Convert XML to dataframe in Python; stumbling on why xml is not parsed. Encoding issue?

309 views Asked by At

Would really appreciate some help. I have been busy more than two days, surfing around to understand why I can't access this xml file to put its contents in a df. My goal is to put the worksheets in the xml file in pandas dataframes. I know there are several posts adressing this topic, but I seem to be facing some errors that make it complex.

The data is a download from a well-known ETF provider. It is downloaded as a ".xls" but it actually is a 'xml' format; clearly an Excel xlm. So an easy pd.read_excel won't work. That's where I was forced to get into xml formats and libraries like LXML and xml.etree.ElementTree. I have worked som time with BS4 though.

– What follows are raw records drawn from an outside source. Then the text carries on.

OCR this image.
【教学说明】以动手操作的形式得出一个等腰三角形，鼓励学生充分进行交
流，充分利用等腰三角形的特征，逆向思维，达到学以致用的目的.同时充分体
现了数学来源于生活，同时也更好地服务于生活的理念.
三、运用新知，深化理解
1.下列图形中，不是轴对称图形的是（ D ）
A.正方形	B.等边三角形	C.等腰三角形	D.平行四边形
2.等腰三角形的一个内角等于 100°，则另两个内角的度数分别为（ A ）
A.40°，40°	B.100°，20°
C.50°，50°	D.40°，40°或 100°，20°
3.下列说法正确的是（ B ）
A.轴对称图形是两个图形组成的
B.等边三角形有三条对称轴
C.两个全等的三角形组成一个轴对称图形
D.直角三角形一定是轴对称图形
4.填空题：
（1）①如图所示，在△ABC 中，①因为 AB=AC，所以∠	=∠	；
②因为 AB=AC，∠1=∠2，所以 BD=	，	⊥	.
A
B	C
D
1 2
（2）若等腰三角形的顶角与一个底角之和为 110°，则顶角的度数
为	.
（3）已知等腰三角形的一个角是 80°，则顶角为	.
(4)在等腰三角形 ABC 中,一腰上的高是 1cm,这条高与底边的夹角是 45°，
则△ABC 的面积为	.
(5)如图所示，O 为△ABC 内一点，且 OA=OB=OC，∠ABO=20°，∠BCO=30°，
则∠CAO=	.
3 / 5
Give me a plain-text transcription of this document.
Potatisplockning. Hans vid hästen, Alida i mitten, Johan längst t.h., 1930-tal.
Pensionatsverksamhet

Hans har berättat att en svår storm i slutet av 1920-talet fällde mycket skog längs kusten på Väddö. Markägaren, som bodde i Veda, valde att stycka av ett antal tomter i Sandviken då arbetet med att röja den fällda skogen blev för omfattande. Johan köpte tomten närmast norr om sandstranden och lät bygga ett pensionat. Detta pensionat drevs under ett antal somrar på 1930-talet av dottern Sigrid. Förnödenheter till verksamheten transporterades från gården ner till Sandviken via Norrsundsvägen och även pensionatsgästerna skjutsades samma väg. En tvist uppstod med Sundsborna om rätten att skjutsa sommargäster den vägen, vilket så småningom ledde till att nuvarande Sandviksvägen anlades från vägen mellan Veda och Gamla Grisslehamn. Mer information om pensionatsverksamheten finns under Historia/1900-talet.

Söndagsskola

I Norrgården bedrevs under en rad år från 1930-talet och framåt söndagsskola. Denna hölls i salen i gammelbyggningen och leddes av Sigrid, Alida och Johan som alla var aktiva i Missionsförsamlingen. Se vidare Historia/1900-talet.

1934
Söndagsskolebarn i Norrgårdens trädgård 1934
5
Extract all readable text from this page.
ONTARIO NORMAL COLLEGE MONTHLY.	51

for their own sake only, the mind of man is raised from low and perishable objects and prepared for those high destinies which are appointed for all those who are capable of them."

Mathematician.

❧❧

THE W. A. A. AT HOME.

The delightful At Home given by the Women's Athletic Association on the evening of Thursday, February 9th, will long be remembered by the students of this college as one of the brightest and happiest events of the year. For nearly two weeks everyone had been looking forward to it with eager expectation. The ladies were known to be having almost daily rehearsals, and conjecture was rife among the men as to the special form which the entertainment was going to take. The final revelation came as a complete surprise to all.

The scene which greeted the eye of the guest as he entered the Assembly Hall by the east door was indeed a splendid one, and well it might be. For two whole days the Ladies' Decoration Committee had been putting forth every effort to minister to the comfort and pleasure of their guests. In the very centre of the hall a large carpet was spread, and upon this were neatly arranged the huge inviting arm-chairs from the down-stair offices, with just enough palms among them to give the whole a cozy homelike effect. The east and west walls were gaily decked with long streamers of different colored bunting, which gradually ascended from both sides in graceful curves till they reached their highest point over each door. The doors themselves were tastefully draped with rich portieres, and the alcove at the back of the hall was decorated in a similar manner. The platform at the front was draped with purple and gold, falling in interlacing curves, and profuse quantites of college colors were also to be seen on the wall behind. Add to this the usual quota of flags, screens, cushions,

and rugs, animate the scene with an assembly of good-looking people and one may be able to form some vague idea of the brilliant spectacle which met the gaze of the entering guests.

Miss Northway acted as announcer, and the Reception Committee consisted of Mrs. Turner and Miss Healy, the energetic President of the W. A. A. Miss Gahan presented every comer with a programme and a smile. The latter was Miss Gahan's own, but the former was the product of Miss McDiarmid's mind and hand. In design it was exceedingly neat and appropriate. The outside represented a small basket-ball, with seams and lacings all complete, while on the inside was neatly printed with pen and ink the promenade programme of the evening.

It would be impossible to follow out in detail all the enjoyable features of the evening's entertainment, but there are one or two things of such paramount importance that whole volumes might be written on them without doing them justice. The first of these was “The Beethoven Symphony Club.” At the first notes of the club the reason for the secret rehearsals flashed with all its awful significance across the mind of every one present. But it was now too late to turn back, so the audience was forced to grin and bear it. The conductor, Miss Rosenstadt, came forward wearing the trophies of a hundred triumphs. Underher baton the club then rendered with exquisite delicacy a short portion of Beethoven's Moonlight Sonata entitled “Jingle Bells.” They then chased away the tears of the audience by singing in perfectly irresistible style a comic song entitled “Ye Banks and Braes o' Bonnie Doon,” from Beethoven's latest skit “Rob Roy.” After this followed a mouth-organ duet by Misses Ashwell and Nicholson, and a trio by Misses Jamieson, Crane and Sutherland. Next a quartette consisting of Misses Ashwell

The xml download doesn't specify any encoding and when I try to parse it, it returns errors. So I have dabbled around with chardet and et.XMLParser to discover it's encoding and have it 'hard set' in the parser. But to no avail. When parsing it returns:

'lxml.etree.XMLSyntaxError: Document is empty, line 1, column 1'

Instead of parsing it directly (see xml_tree1 below), I tried to read the xml with a fromstring, and I noticed some gibberish. So I replaced it with nothing:

xml_str = xml_file.read().replace('', '')

Now I have clean xml code, but still can't find any childeren in my root. In fact it seems to be empty and not parsed at all. My knowledge is letting me down. Could somebody push me to the right direction? My problem is in the early stage; I can't seem to parse the file and the underlying format. A second problem is that I need to parse the ss:table on the respective worksheets in the document. A little further in the code I have jotted down some examples for me to work with. Any comments are very welcom.

These are the posts that helped me the most;

How do I pick up text values of child nodes when parsing XML with ElementTree

Reading a spreadsheet like .xml with ElementTree

The source of the xml can be found here (Dutch version). You can download in the top-right corner.

https://www.ishares.com/nl/professionele-belegger/nl/producten/251882/ishares-msci-world-ucits-etf-acc-fund

Snippet of the xml:

<?xml version="1.0"?>
<ss:Workbook xmlns:ss="urn:schemas-microsoft-com:office:spreadsheet">
<ss:Styles>
<ss:Style ss:ID="Default">
<ss:Alignment ss:Horizontal="Left"/>
</ss:Style>
<ss:Style ss:ID="wraptext">
<ss:Alignment ss:Horizontal="Left" ss:WrapText="1"/>
<ss:Font ss:Italic="1"/>
</ss:Style>
<ss:Style ss:ID="disclaimer">
<ss:Alignment ss:Vertical="Top" ss:WrapText="1"/>
</ss:Style>
<ss:Style ss:ID="DefaultHyperlink">
<ss:Alignment ss:Vertical="Center" ss:WrapText="1"/>
<ss:Font ss:Color="#0000FF" ss:Underline="Single" />
</ss:Style>
<ss:Style ss:ID="headerstyle">
<ss:Font ss:Bold="1" />
</ss:Style>
<ss:Style ss:ID="Date">
<ss:NumberFormat ss:Format="dd\-mmm\-yyyy"/>
</ss:Style>
<ss:Style ss:ID="Left">
<ss:Alignment ss:Horizontal="Left"/>
<ss:NumberFormat ss:Format="Standard"/>
</ss:Style>
<ss:Style ss:ID="Right">
<ss:Alignment ss:Horizontal="Right"/>
<ss:NumberFormat ss:Format="Standard"/>
</ss:Style>
</ss:Styles>
<ss:Worksheet ss:Name="Overzicht">
<ss:Table>
<ss:Row >
<ss:Cell ss:StyleID="headerstyle">
<ss:Data ss:Type="String">iShares Core MSCI World UCITS ETF</ss:Data>
</ss:Cell>
</ss:Row>''

My code so far:

import lxml.etree as et
from lxml import objectify
import io
import chardet

with open('C:\\MSCI.xml') as xml_file:
    parser = et.XMLParser(encoding="iso-8859-5", recover=True)
    xml_str = xml_file.read().replace('', '')  # !!! IShares xml has error in first row !!!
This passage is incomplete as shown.